O indivíduo frente à ética nacional
O que é ética? Esta é a pergunta que deve ser respondida antes de mais nada. Vemos as pessoas reagirem indignadas frente ao festival de corrupção que assola dia e noite os nossos noticiários. Estas pessoas, por fim, costumam se dizer “desiludidas da política”, pregam coisas como “voto em branco”, e outras tolices que não servem para nada, exceto passar ao largo de uma reflexão sobre o tema.
Ética vem de ethos, que no seu sentido originário tinha um significado semelhante a “costume”. Assim, na verdade, a ética se refere a um modo de agir que em sociedade se considera correto. Quando Raul Seixas cantava que “quem quer viver num buraco de rato, de rato você tem que transar”, dizia isto. Uma forma de agir em determinado lugar pode não ser bem aceita em outro.
O padrão de comportamento varia de acordo com o grupo social. Isto também significa que a ética é variável, mas todos possuem uma. Mesmo entre ladrões há uma ética, que se for quebrada pode levar a grupo a adotar sanções contra seu violador. Se você quiser adotar uma postura de caridade cristã dentro deste grupo, com certeza terá sérios problemas. Da mesma maneira existem maneiras de agir que são ou não são aceitáveis dependendo de se você é um empresário, um trabalhador, um silvícola, etc.
Voltemos agora à política e àquele cidadão indignado com a falta de ética de seus representantes nas câmaras legislativas. É ele quem os elege. Então, de certa forma, este indivíduo escolhe quem melhor espelha sua personalidade. Não é possível que, sendo as pessoas que adotam comportamento antiético a minoria na sociedade, fossem justamente estas as escolhidas pelo povo. Então estou dizendo que a corrupção dentro da casa do povo reflete o modo de agir do indivíduo médio em seu dia-a-dia? obviamente.
O brasileiro se orgulha de ser corrupto. Ainda se louva o famoso “jeitinho brasileiro” com o qual resolvemos tudo. Foi pego em uma infração de transito? Ah, é só oferecer um pra “cervejinha” do seu guarda que tudo está resolvido. A conta de energia elétrica está muto alta? Em vez de pôr em prática medidas para redução do consumo, vamos instalar um “gato” e tudo ficará “beleza”. Existem países em que as pessoas teriam vergonha de realizar tais “façanhas”, mas aqui o feito é contado com orgulho em mesas de boteco, entre um e outro gole de cerveja.

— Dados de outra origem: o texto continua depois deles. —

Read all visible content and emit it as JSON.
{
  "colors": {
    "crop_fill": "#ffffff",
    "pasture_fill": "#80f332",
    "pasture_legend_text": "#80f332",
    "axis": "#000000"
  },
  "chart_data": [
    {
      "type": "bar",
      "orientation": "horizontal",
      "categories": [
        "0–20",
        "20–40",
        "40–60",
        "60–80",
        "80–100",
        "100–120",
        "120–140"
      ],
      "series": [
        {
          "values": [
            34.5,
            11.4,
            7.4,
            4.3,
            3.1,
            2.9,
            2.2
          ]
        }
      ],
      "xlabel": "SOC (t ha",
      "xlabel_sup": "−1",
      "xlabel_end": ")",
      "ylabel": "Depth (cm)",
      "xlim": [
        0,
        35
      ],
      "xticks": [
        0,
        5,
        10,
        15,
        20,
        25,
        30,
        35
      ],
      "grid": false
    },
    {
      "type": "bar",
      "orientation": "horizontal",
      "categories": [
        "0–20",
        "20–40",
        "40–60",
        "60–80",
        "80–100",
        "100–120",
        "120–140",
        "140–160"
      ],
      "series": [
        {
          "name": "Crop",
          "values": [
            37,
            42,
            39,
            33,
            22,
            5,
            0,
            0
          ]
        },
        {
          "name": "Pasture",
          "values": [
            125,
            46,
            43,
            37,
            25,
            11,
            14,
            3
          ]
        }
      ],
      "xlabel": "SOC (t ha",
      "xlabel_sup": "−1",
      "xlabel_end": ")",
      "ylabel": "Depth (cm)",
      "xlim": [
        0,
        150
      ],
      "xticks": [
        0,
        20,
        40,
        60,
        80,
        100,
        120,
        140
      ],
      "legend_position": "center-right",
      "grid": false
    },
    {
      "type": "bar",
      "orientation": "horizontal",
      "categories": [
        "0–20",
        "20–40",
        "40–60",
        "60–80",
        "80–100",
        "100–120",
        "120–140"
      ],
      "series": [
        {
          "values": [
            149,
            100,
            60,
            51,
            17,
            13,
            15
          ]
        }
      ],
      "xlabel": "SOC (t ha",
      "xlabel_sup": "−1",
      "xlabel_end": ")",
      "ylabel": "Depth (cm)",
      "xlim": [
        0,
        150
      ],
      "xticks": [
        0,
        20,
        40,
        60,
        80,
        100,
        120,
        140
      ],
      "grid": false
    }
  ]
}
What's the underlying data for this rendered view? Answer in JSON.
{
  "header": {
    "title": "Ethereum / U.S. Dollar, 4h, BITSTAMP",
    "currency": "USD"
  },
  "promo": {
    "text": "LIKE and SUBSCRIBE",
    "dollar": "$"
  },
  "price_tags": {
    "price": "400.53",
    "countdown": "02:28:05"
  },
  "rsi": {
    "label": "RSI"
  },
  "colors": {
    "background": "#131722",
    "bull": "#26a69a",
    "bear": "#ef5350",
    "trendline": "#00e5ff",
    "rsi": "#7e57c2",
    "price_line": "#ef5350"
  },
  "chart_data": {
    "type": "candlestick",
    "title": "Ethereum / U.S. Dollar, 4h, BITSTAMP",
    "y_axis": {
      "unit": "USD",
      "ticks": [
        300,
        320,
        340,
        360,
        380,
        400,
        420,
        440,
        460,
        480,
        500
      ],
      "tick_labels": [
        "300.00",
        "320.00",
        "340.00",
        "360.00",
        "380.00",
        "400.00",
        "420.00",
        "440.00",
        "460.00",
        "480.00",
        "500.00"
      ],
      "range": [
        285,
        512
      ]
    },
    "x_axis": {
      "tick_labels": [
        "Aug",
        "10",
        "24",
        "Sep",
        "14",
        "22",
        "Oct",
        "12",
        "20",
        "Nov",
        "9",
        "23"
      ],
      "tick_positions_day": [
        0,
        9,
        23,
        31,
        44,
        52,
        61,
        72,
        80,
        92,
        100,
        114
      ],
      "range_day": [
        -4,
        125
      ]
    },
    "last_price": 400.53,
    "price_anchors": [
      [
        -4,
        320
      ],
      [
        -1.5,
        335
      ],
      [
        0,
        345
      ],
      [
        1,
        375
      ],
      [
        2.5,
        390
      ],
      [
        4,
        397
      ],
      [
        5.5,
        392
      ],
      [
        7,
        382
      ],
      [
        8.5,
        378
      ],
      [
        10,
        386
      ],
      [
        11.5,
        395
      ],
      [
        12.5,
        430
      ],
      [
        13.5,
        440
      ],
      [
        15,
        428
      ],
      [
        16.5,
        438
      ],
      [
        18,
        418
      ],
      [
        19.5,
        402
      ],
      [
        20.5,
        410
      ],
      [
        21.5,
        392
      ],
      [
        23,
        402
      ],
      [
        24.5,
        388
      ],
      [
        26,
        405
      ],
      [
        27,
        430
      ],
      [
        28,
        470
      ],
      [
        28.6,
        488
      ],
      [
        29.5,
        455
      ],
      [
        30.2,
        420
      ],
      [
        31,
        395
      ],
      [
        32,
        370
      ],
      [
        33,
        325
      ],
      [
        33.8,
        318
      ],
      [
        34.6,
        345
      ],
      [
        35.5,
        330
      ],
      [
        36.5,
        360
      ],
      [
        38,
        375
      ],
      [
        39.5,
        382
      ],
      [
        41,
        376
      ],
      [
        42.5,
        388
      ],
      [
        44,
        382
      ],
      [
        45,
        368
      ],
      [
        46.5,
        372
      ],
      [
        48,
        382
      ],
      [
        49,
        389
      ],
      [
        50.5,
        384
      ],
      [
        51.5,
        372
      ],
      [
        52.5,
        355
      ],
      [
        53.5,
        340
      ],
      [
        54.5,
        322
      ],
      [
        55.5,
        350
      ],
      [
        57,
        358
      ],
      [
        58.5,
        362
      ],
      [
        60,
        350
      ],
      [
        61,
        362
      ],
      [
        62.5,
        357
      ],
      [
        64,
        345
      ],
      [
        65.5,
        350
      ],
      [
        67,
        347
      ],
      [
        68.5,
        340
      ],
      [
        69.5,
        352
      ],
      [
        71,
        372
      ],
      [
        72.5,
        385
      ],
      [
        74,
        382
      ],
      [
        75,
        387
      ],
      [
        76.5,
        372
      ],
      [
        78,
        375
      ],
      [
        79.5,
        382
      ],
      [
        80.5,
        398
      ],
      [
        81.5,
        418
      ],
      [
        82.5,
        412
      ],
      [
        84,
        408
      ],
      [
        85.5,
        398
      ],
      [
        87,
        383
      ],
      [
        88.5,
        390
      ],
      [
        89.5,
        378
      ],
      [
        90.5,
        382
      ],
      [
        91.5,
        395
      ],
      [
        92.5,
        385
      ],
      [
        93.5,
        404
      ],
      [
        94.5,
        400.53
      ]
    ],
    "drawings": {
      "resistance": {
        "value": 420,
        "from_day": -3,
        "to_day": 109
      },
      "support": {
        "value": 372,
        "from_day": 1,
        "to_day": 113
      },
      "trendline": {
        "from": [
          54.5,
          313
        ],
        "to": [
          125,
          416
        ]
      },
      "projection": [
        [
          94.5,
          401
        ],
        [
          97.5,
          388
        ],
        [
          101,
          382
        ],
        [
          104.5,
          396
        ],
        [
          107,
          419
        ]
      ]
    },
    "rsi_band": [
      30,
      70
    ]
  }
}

Então, este indivíduo médio, quando vai escolher outro para votar as leis que irão reger a todos, escolhe um dos seus iguais. E este fará exatamente o que o indivíduo médio faria. Vai agir de maneira fisiológica. Da mesma maneira que um frauda o imposto de renda, o outro vai botar dinheiro nas meias, na cueca e onde mais couber a propina, que é o que, na ausência de ideais, move tanto o cidadão ordinário, quanto o “Vossa Excelência”, agora aboletado no poder.
Existem muitas explicações sobre o porquê do brasileiro agir desta maneira. Muitas raízes históricas são buscadas e, em geral, se culpa nossa forma de colonização e a influência católica pela safadeza geral. O fato é que desde o início de nossos tempos já se contava com a “amizade” para os “quebra-galhos” necessários para um bem viver, documentadas até mesmo na famosa carta de Pero Vaza de Caminha.
“Você é meu amigo e boi não lambe”. Reforçada na política da Casa Grande e da Senzala, este mote se perpetuou e ainda impera dentro da sociedade brasileira. Vota-se no “amigo”, e não naquele que tem um melhor projeto e história de vida. Vejam como os políticos corruptos são simpáticos! É por isto que o povo sempre os reconduz aos mais altos cargos da República. Collor voltou ao senado. José Arruda se tornou governador. E por aí vai.
Não que eu ache que isto seja irremediável e imutável. Pelo contrário, acho que os comportamentos são históricos e tendem a sofrer mutações com o passar do tempo. Somos ainda uma democracia ainda jovem. Mudanças já devem estar ocorrendo, ainda que sejam imperceptíveis. Mas estas mudanças devem começar pelo indivíduo que protesta contra a corrupção.
Ele deve olhar para sua própria conduta e ver se seu protesto é justo. Não será apenas um desabafo de alguém que está enraivecido por não participar também da roubalheira? O Barão de Itararé dizia: “Ou o Brasil se moraliza ou locupletemo-nos todos”. Como esta última alternativa é impossível de ser alcançada, a única via é uma mudança no padrão de conduta do brasileiro médio para que, no futuro, o dinheiro dos impostos seja melhor utilizado. Que vá para a saúde, para a educação, em suma, para o bem da sociedade. E não para o bolso de meia dúzia de pilantras.
Obs.: Escrevi este texto em 40 minutos. Será que passaria na prova do ENEM?